La crisis de la piel
En estos últimos días, LA RAZÓN reprodujo la columna Lo que no puede darnos el metaverso de Joanna Novak, publicada en The New York Times. El metaverso es la última promesa de internet, la experiencia inmersiva y multisensorial en el uso de los más modernos dispositivos tecnológicos. Y Novak reafirma en su texto que se niega a entregarse dócilmente a esta novedad por varias razones: porque se apega a los placeres táctiles del oficio que comienza con los beneficios de escribir a mano; por su inamovible amor a las libretas Rodhia; porque no quiere deshacerse de la vieja máquina de escribir; porque no quiere que muera la danza de los bolígrafos de tinta de gel y, sobre todo, porque lo último que espera es una tecnología que la aleje todavía más de su cuerpo.
Estos aparatitos, casi una extensión de nosotros, nos permiten una comunicación que, bien o mal usada, excesiva o bien autorregulada, ha hecho posible lo imposible. Mi papá no sale de su departamento hace dos años por la pandemia y el WhatsApp se ha convertido en el puente de ida y vuelta de palabras de cariño, de fotos y, si él sigue intentando en su encierro, se convertirá en una videollamada en cualquier momento y nos invadirá un arco iris de alegría. Mi grupo de entrañables amigas, las Lulús, ha permitido vencer los años y las distancias y seguir monitoreándonos, moldeándonos, intercalando nuestras vidas a lo largo del tiempo y ha permitido celebrar una Navidad mirándolas (cada día más lindas), escuchándolas (cada día más dueñas del mundo): una recostada frente al mar con su agua de coco, la segunda reinando sonriente desde su sofá, la tercera en el centro mismo de su nueva casa de soltera y yo, en bata de baño y sin maquillaje. Impensable hace algunos años.

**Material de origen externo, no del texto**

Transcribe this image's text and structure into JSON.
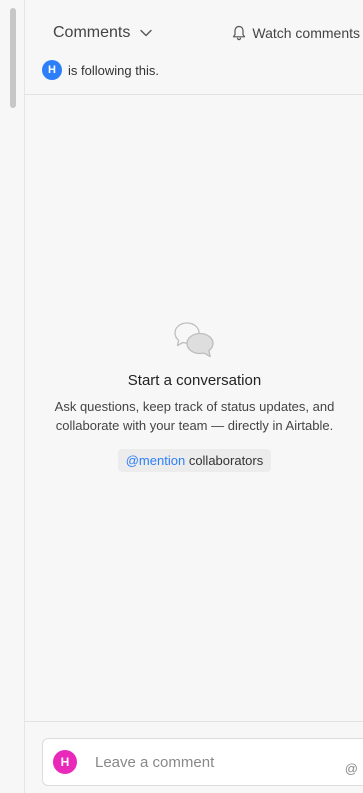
{
  "header": {
    "title": "Comments",
    "watch_label": "Watch comments"
  },
  "following": {
    "avatar_initial": "H",
    "text": "is following this."
  },
  "empty_state": {
    "title": "Start a conversation",
    "desc_line1": "Ask questions, keep track of status updates, and",
    "desc_line2": "collaborate with your team — directly in Airtable.",
    "mention_label": "@mention",
    "mention_suffix": "collaborators"
  },
  "composer": {
    "avatar_initial": "H",
    "placeholder": "Leave a comment",
    "at_symbol": "@"
  },
  "colors": {
    "accent": "#2d7ff9",
    "user_avatar": "#e929ba"
  }
}
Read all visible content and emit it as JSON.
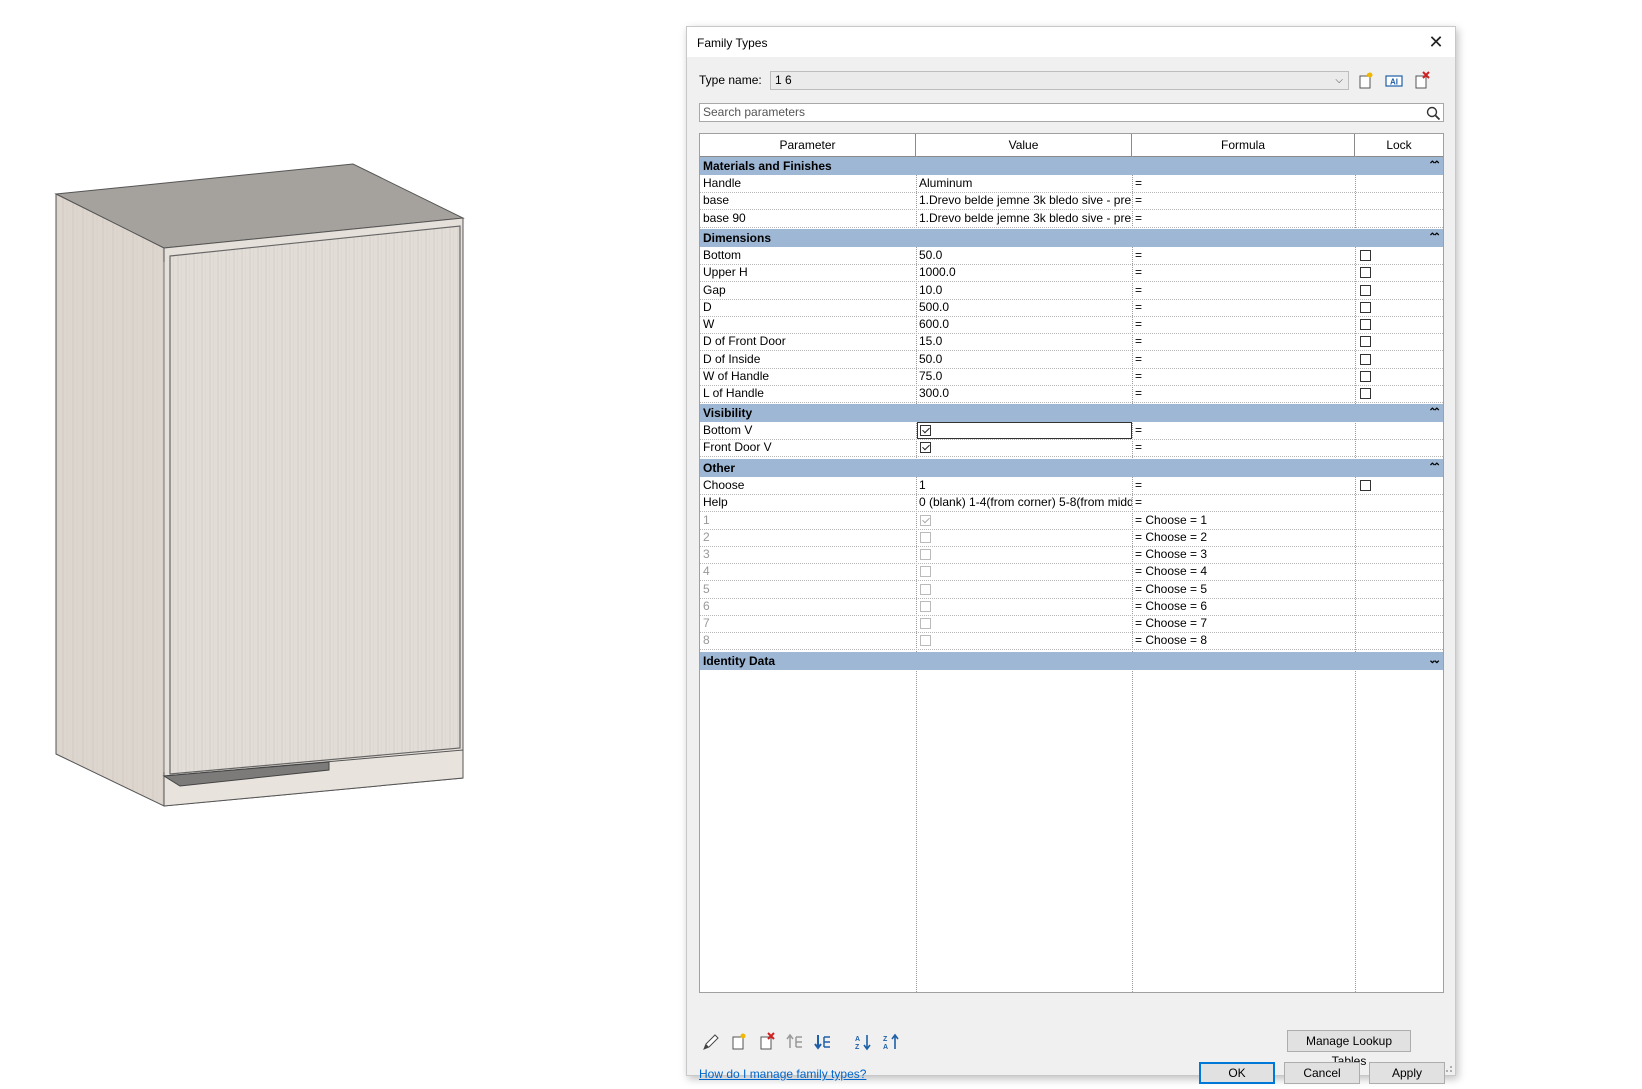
{
  "dialog": {
    "title": "Family Types",
    "type_name_label": "Type name:",
    "type_name_value": "1 6",
    "search_placeholder": "Search parameters"
  },
  "columns": [
    "Parameter",
    "Value",
    "Formula",
    "Lock"
  ],
  "groups": [
    {
      "name": "Materials and Finishes",
      "collapsed": false,
      "rows": [
        {
          "param": "Handle",
          "value": "Aluminum",
          "formula": "=",
          "lock": null
        },
        {
          "param": "base",
          "value": "1.Drevo belde jemne 3k bledo sive - pre",
          "formula": "=",
          "lock": null
        },
        {
          "param": "base 90",
          "value": "1.Drevo belde jemne 3k bledo sive - pre",
          "formula": "=",
          "lock": null
        }
      ]
    },
    {
      "name": "Dimensions",
      "collapsed": false,
      "rows": [
        {
          "param": "Bottom",
          "value": "50.0",
          "formula": "=",
          "lock": false
        },
        {
          "param": "Upper H",
          "value": "1000.0",
          "formula": "=",
          "lock": false
        },
        {
          "param": "Gap",
          "value": "10.0",
          "formula": "=",
          "lock": false
        },
        {
          "param": "D",
          "value": "500.0",
          "formula": "=",
          "lock": false
        },
        {
          "param": "W",
          "value": "600.0",
          "formula": "=",
          "lock": false
        },
        {
          "param": "D of Front Door",
          "value": "15.0",
          "formula": "=",
          "lock": false
        },
        {
          "param": "D of Inside",
          "value": "50.0",
          "formula": "=",
          "lock": false
        },
        {
          "param": "W of Handle",
          "value": "75.0",
          "formula": "=",
          "lock": false
        },
        {
          "param": "L of Handle",
          "value": "300.0",
          "formula": "=",
          "lock": false
        }
      ]
    },
    {
      "name": "Visibility",
      "collapsed": false,
      "rows": [
        {
          "param": "Bottom V",
          "checkbox": true,
          "formula": "=",
          "lock": null,
          "focused": true
        },
        {
          "param": "Front Door V",
          "checkbox": true,
          "formula": "=",
          "lock": null
        }
      ]
    },
    {
      "name": "Other",
      "collapsed": false,
      "rows": [
        {
          "param": "Choose",
          "value": "1",
          "formula": "=",
          "lock": false
        },
        {
          "param": "Help",
          "value": "0 (blank) 1-4(from corner) 5-8(from middl",
          "formula": "=",
          "lock": null
        },
        {
          "param": "1",
          "checkbox": true,
          "formula": "= Choose = 1",
          "lock": null,
          "dim": true
        },
        {
          "param": "2",
          "checkbox": false,
          "formula": "= Choose = 2",
          "lock": null,
          "dim": true
        },
        {
          "param": "3",
          "checkbox": false,
          "formula": "= Choose = 3",
          "lock": null,
          "dim": true
        },
        {
          "param": "4",
          "checkbox": false,
          "formula": "= Choose = 4",
          "lock": null,
          "dim": true
        },
        {
          "param": "5",
          "checkbox": false,
          "formula": "= Choose = 5",
          "lock": null,
          "dim": true
        },
        {
          "param": "6",
          "checkbox": false,
          "formula": "= Choose = 6",
          "lock": null,
          "dim": true
        },
        {
          "param": "7",
          "checkbox": false,
          "formula": "= Choose = 7",
          "lock": null,
          "dim": true
        },
        {
          "param": "8",
          "checkbox": false,
          "formula": "= Choose = 8",
          "lock": null,
          "dim": true
        }
      ]
    },
    {
      "name": "Identity Data",
      "collapsed": true,
      "rows": []
    }
  ],
  "footer": {
    "manage_lookup_label": "Manage Lookup Tables",
    "help_link": "How do I manage family types?",
    "ok_label": "OK",
    "cancel_label": "Cancel",
    "apply_label": "Apply"
  },
  "icons": {
    "new_type": "new-type-icon",
    "rename_type": "rename-type-icon",
    "delete_type": "delete-type-icon",
    "edit_param": "pencil-icon",
    "new_param": "new-parameter-icon",
    "delete_param": "delete-parameter-icon",
    "move_up": "move-up-icon",
    "move_down": "move-down-icon",
    "sort_asc": "sort-ascending-icon",
    "sort_desc": "sort-descending-icon",
    "search": "search-icon"
  },
  "colors": {
    "group_header": "#9db7d5",
    "link": "#0066cc",
    "default_button_border": "#0078d7"
  }
}
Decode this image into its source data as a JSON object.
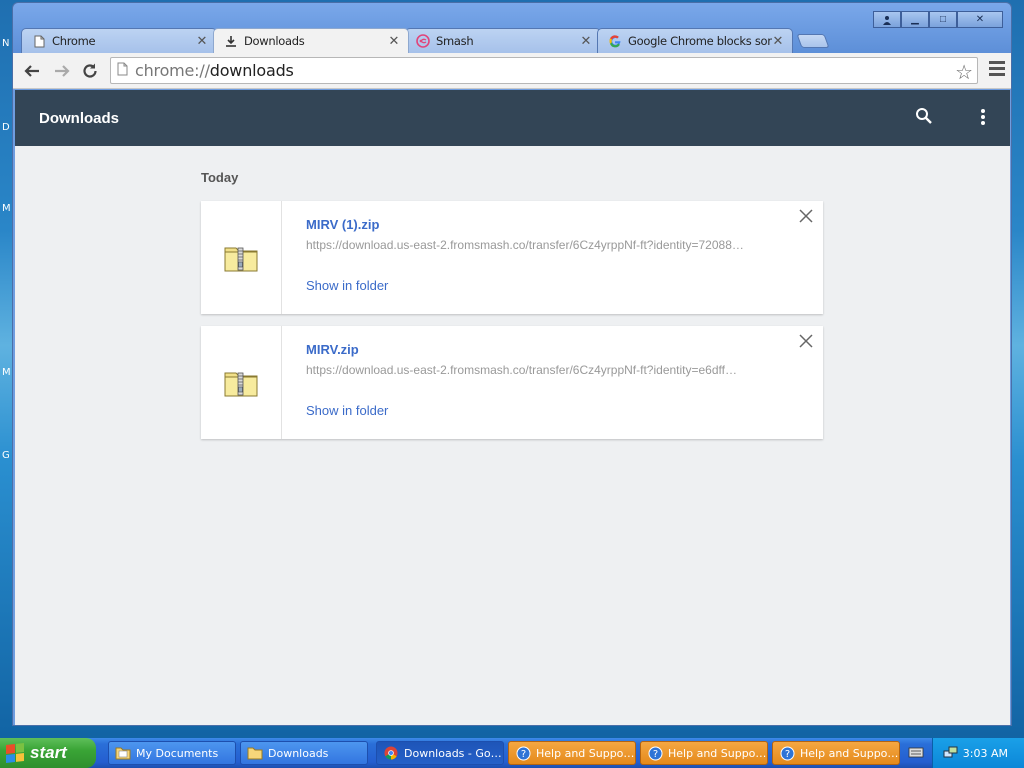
{
  "desktop": {
    "side_letters": [
      "N",
      "D",
      "M",
      "M",
      "G"
    ]
  },
  "window": {
    "tabs": [
      {
        "title": "Chrome",
        "icon": "page-icon",
        "active": false
      },
      {
        "title": "Downloads",
        "icon": "download-icon",
        "active": true
      },
      {
        "title": "Smash",
        "icon": "smash-icon",
        "active": false
      },
      {
        "title": "Google Chrome blocks some",
        "icon": "google-icon",
        "active": false
      }
    ],
    "controls": {
      "minimize": "▁",
      "restore": "□",
      "close": "✕"
    }
  },
  "toolbar": {
    "url_scheme": "chrome://",
    "url_path": "downloads"
  },
  "downloads": {
    "header_title": "Downloads",
    "section_label": "Today",
    "items": [
      {
        "filename": "MIRV (1).zip",
        "url": "https://download.us-east-2.fromsmash.co/transfer/6Cz4yrppNf-ft?identity=72088…",
        "action": "Show in folder"
      },
      {
        "filename": "MIRV.zip",
        "url": "https://download.us-east-2.fromsmash.co/transfer/6Cz4yrppNf-ft?identity=e6dff…",
        "action": "Show in folder"
      }
    ]
  },
  "taskbar": {
    "start_label": "start",
    "tasks": [
      {
        "label": "My Documents",
        "icon": "folder-icon",
        "style": "normal"
      },
      {
        "label": "Downloads",
        "icon": "folder-icon",
        "style": "normal"
      },
      {
        "label": "Downloads - Go…",
        "icon": "chrome-icon",
        "style": "active"
      },
      {
        "label": "Help and Suppo…",
        "icon": "help-icon",
        "style": "orange"
      },
      {
        "label": "Help and Suppo…",
        "icon": "help-icon",
        "style": "orange"
      },
      {
        "label": "Help and Suppo…",
        "icon": "help-icon",
        "style": "orange"
      }
    ],
    "clock": "3:03 AM"
  }
}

Sin embargo, hay algo absolutamente esencial que ningún chiche último modelo nos puede dar: la experiencia del tacto. Ni con todo el oro del mundo Mark Zuckerberg puede incluir nuestros cuerpos en sus fuegos artificiales. Así que a Joanna Novak no le falta razón. La omnipresente pandemia nos ha enseñado lo dura que es la vida sin el tacto. Y lo durísima que es la muerte sin el tacto. No pudimos imaginar peor pesadilla que saber que nuestro ser querido se va sin que podamos tocarlo. Por eso agradezco el privilegio que tuve, un día antes de su partida, de acariciar las manos de mi abuela mientras le ponía el Mentisán con el que ella me curó de todos los males durante mi infancia, tiempo tan dulce a su lado y al lado de mi abuelo. Las reuniones y los cócteles por Zoom nos han hecho sentir como pulgas en peluca. Las clases a distancia han disecado la energía de mi hijo y la de sus compañeros de curso. Novak da en el clavo cuando sentencia que con la llegada de la pandemia se instaló la crisis del tacto. La gran depresión (no la económica, sí la gran depresión que originan los sentimientos de tristeza, de vacío y desesperanza), ya que se trata nada menos que del primer sentido que desarrollamos. La investigadora Tiffany Field, estudiosa del tacto por más de cuatro décadas, ha puesto en su verdadera dimensión la fuerza del masaje prenatal, la del masaje de nuestras extremidades desde que somos bebés, la de la producción de oxitocina (“la hormona del abrazo”) cuando la piel contacta otra piel por no hablar de enfermedades que pueden combatirse a través del tacto. Sin ser investigadora en el tema, puedo hoy recordar a mis colegas mamás lo que logra en ese ser que acabamos de parir, ponerlos sobre nuestro pecho después de su primer llanto en manos ajenas y enguantadas. Ahora entiendo a mi amiga Virginie cuando, hace más de veinte años, después de haber roto con su pareja, me pedía que no la toque. Sentir una mano sobre nuestra piel puede desencadenar un incendio emocional.
Y este virus impredecible nos tiraniza hace dos años tapándonos la sonrisa detrás de un tapaboca y alejándonos físicamente de nuestros semejantes como medidas básicas para escapar a la muerte. Qué paradoja; qué parajoda. Una pesadilla con todos sus ingredientes. Mientras tanto, como Novak, también me rebelo contra la tecnología que nos mantiene distantes tanto de los otros como de nosotros mismos. Convoquemos a una gran manifestación para dejar de perder el sentido del tacto; iniciemos una masiva marcha nacional desde oriente y occidente para no perder el derecho humano de un abrazo en serio; que ninguna empresa transnacional se atreva a reemplazar nuestros cuerpos; que ningún gobierno de turno nos quite el contacto físico con nuestros amigos los perros; que nunca, nada en el mundo nos prive de la urgente caricia bañada en ronroneo largo de nuestros gatos. Miau.
Claudia Benavente es doctora en ciencias sociales y stronguista.